Grace to you and peace from God our Father and the Lord Jesus Christ.
3 Blessed be the God and Father of our Lord Jesus Christ, who has blessed us in Christ with every spiritual blessing in the heavenly places, 4 even as he chose us in him before the foundation of the world, that we should be holy and blameless before him. In love 5 he predestined us for adoption to himself as sons through Jesus Christ, according to the purpose of his will, 6 to the praise of his glorious grace, with which he has blessed us in the Beloved. 7 In him we have redemption through his blood, the forgiveness of our trespasses, according to the riches of his grace, 8 which he lavished upon us, in all wisdom and insight 9 making known to us the mystery of his will, according to his purpose, which he set forth in Christ 10 as a plan for the fullness of time, to unite all things in him, things in heaven and things on earth. – Ephesians 1:2-10
My last day as (Senior) Pastor at St. John Lutheran Church is this coming Sunday, January 31, 2021. I will be sharing a message about God’s grace, based on the passages I’ll be sharing in my blog posts this week.
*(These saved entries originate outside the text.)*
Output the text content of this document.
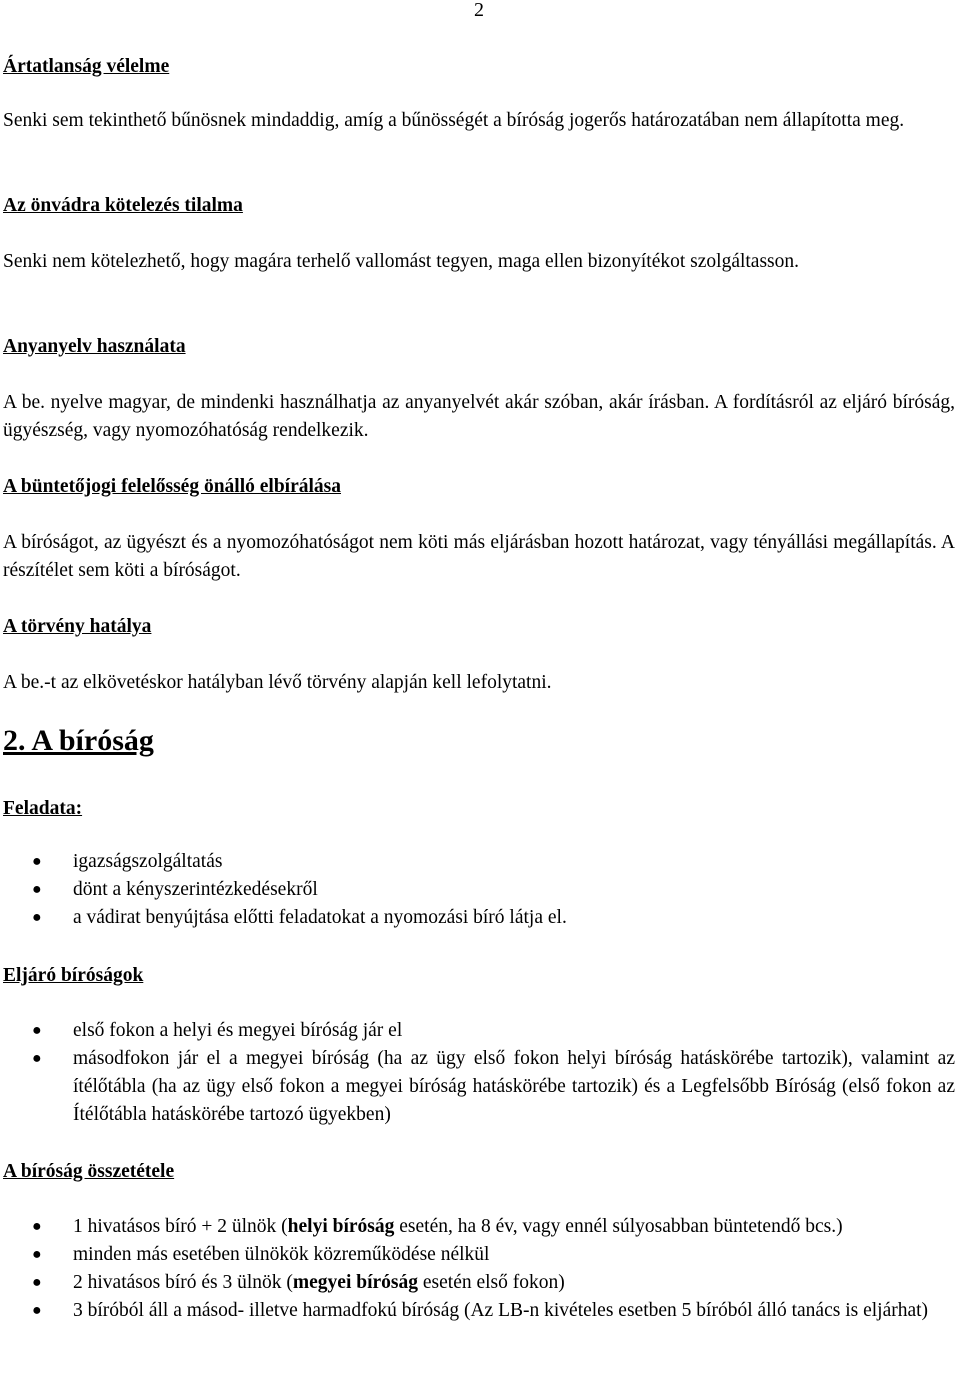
2
Ártatlanság vélelme
Senki sem tekinthető bűnösnek mindaddig, amíg a bűnösségét a bíróság jogerős határozatában nem állapította meg.
Az önvádra kötelezés tilalma
Senki nem kötelezhető, hogy magára terhelő vallomást tegyen, maga ellen bizonyítékot szolgáltasson.
Anyanyelv használata
A be. nyelve magyar, de mindenki használhatja az anyanyelvét akár szóban, akár írásban. A fordításról az eljáró bíróság, ügyészség, vagy nyomozóhatóság rendelkezik.
A büntetőjogi felelősség önálló elbírálása
A bíróságot, az ügyészt és a nyomozóhatóságot nem köti más eljárásban hozott határozat, vagy tényállási megállapítás. A részítélet sem köti a bíróságot.
A törvény hatálya
A be.-t az elkövetéskor hatályban lévő törvény alapján kell lefolytatni.
2. A bíróság
Feladata:
● igazságszolgáltatás
● dönt a kényszerintézkedésekről
● a vádirat benyújtása előtti feladatokat a nyomozási bíró látja el.
Eljáró bíróságok
● első fokon a helyi és megyei bíróság jár el
● másodfokon jár el a megyei bíróság (ha az ügy első fokon helyi bíróság hatáskörébe tartozik), valamint az ítélőtábla (ha az ügy első fokon a megyei bíróság hatáskörébe tartozik) és a Legfelsőbb Bíróság (első fokon az Ítélőtábla hatáskörébe tartozó ügyekben)
A bíróság összetétele
● 1 hivatásos bíró + 2 ülnök (helyi bíróság esetén, ha 8 év, vagy ennél súlyosabban büntetendő bcs.)
● minden más esetében ülnökök közreműködése nélkül
● 2 hivatásos bíró és 3 ülnök (megyei bíróság esetén első fokon)
● 3 bíróból áll a másod- illetve harmadfokú bíróság (Az LB-n kivételes esetben 5 bíróból álló tanács is eljárhat)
Those who have heard me preach and who have been in Lutheran churches with any regularity will possibly recognize that I do not begin my messages with the familiar, “Grace to you and peace…” or “May the words of my mouth…” or, “In the name of the Father and of…” I have nothing against these pastoral greetings. Nor do I wish to neglect to offer grace and peace. I deeply desire that my words are pleasing to God. And I believe that I do speak in the name of God, Father, Son, and Holy Spirit.
I’m not certain I can even articulate why I eschew those greetings. Perhaps it’s because I’m not a life-long Lutheran. Maybe it’s because I don’t feel the need to “start my engine” before beginning my sermon. In any case, however, the practice though edifying for many, is neither commanded nor forbidden by the word of God. I claim no fame by not using the greeting. No one may legitimately say that I am deficient because my practice.
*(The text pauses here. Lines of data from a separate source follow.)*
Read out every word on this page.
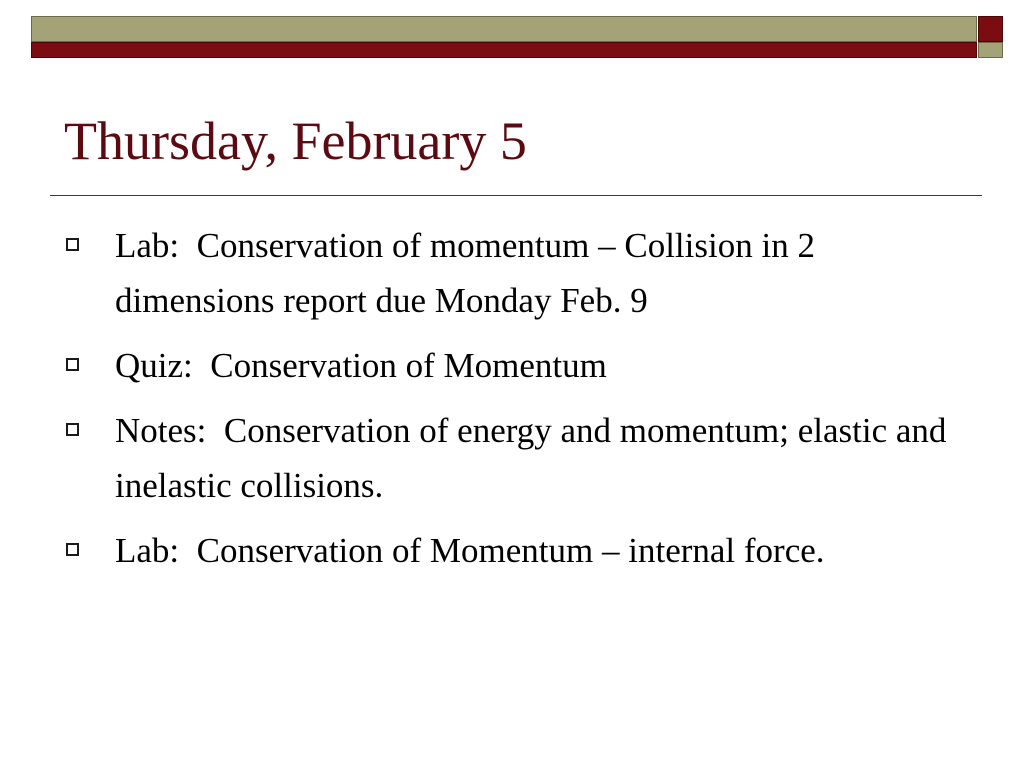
Thursday, February 5
Lab:  Conservation of momentum – Collision in 2 dimensions report due Monday Feb. 9
Quiz:  Conservation of Momentum
Notes:  Conservation of energy and momentum; elastic and inelastic collisions.
Lab:  Conservation of Momentum – internal force.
But let me be clear: life and ministry is all about grace. And that brings incredible peace. As I reflect on my nearly 42 years of ministry as a Pastor in The Lutheran Church–Missouri Synod, I am deeply convinced of the vital role of God’s grace in my ministry. From first to last. From message to ministry. From success to failure. From joy to disappointment: God’s grace has sustained, covered, enabled, and guided all that I do.
Some have offered a carefully-worded suggestion that there needs to be stronger law preaching in our churches.” I’ve seen what the Law can do. I’ve blistered some folks in my life, and it can have short-term success. But I’ve also seen what the grace of God can do. God changes hearts and lives through grace. There are times, to be sure, when we need to be silenced before God. But grace wins hearts. Grace saves. Grace is the premier attribute of God.
In the late summer of 1977, my vicarage supervisor preached a sermon based on John 6:37, where Jesus promises that “whoever comes to me I will never turn away.” A young woman came out of the service and said to that Pastor, “Thank you so much for that message. I really needed to hear that.” It was pure grace. Her heart was changed. And I realized that’s what I wanted to do. To the extent that I have done so, I credit God’s grace at work in, through, and on me and those whoever I’ve touched.
That awareness of God’s grace brings me great peace!